見て(視覚)、理解し(言語・意味)、行動する(運転操作)。たとえば「雨で視界が悪いから減速する」という判断を、AI自身が内部的に論理化できる。これは、単なるパターン認識型AIから、人間に近い説明可能な判断主体への進化を意味する。
「レベル3・4の自動運転で問われるのは“なぜそう判断したのか”。推論可能なAIは、技術というより“責任を担保する装置”です」(小平氏)
自動運転を巡る覇権争いは、現在「テスラ vs エヌビディア陣営 vs 中国勢」の三極構造にある。なかでも対照的なのが、テスラとエヌビディアの思想の違いだ。
■テスラ:本能と現実主義
・数百万台の実車データを武器にするE2E型学習
・カメラのみのビジョン・オンリー
・垂直統合で利益を独占
■エヌビディア:論理と冗長性
・カメラ+LiDAR+レーダーのセンサー融合
・推論による安全性の説明
・OSSを活用した“連合軍”戦略
エヌビディアは、Apple型のテスラに対し、Android型の業界標準を狙っている。

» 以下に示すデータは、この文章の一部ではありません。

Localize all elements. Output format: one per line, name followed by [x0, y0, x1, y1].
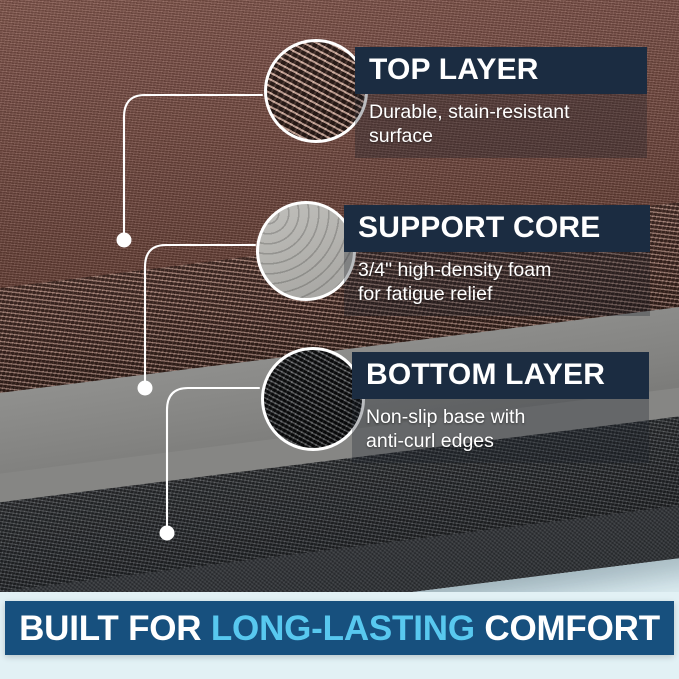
callout-top-layer-title: TOP LAYER — [355, 47, 647, 94]
callout-bottom-layer-description: Non-slip base with anti-curl edges — [352, 399, 649, 463]
top-layer-texture-swatch-icon — [264, 39, 368, 143]
tagline-suffix: COMFORT — [475, 609, 660, 648]
infographic-canvas: TOP LAYER Durable, stain-resistant surfa… — [0, 0, 679, 679]
bottom-layer-texture-swatch-icon — [261, 347, 365, 451]
tagline-text: BUILT FOR LONG-LASTING COMFORT — [19, 611, 660, 646]
tagline-prefix: BUILT FOR — [19, 609, 211, 648]
product-photo: TOP LAYER Durable, stain-resistant surfa… — [0, 0, 679, 592]
callout-top-layer-description: Durable, stain-resistant surface — [355, 94, 647, 158]
callout-bottom-layer-title: BOTTOM LAYER — [352, 352, 649, 399]
callout-support-core-description: 3/4" high-density foam for fatigue relie… — [344, 252, 650, 316]
support-core-texture-swatch-icon — [256, 201, 356, 301]
callout-support-core-title: SUPPORT CORE — [344, 205, 650, 252]
tagline-highlight: LONG-LASTING — [211, 609, 475, 648]
callout-bottom-layer: BOTTOM LAYER Non-slip base with anti-cur… — [352, 352, 649, 463]
tagline-banner: BUILT FOR LONG-LASTING COMFORT — [5, 601, 674, 655]
callout-support-core: SUPPORT CORE 3/4" high-density foam for … — [344, 205, 650, 316]
callout-top-layer: TOP LAYER Durable, stain-resistant surfa… — [355, 47, 647, 158]
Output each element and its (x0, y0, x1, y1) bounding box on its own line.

メルセデス・ベンツがAlpamayoを採用した判断は、極めて現実的だ。自社でAI基盤を内製化するリスクを避け、最強の頭脳を外部から調達する。
その代わりに、同社は、安全性・ラグジュアリー体験・ブランド価値に経営資源を集中させる。
「今後の自動車メーカーは、“AIを作る会社”ではなく“AIをどう使うかの会社”になります」(荻野氏)
報道によれば、エヌビディアは2027年にもウーバーなどと連携し、ロボタクシー事業に本格参入する構想を描いている。10万台規模とも言われる計画が実現すれば、同社は以下3層すべてを握ることになる。
・ハードウェア(AIチップ)
・プラットフォーム(開発基盤)
・サービス(移動そのもの)
自動車産業の競争軸は、エンジンからAIへと完全に移行した。Alpamayoの普及が進めば進むほど、多くのメーカーは“箱”を作る存在になり、インテリジェンスの主導権はエヌビディアに集中する。
100年に一度の変革期。その最終局面を支配しようとしているのは、シリコンバレーの半導体企業だ。公道をハックするのは、もはや自動車メーカーではなく、AIの王者エヌビディアなのかもしれない。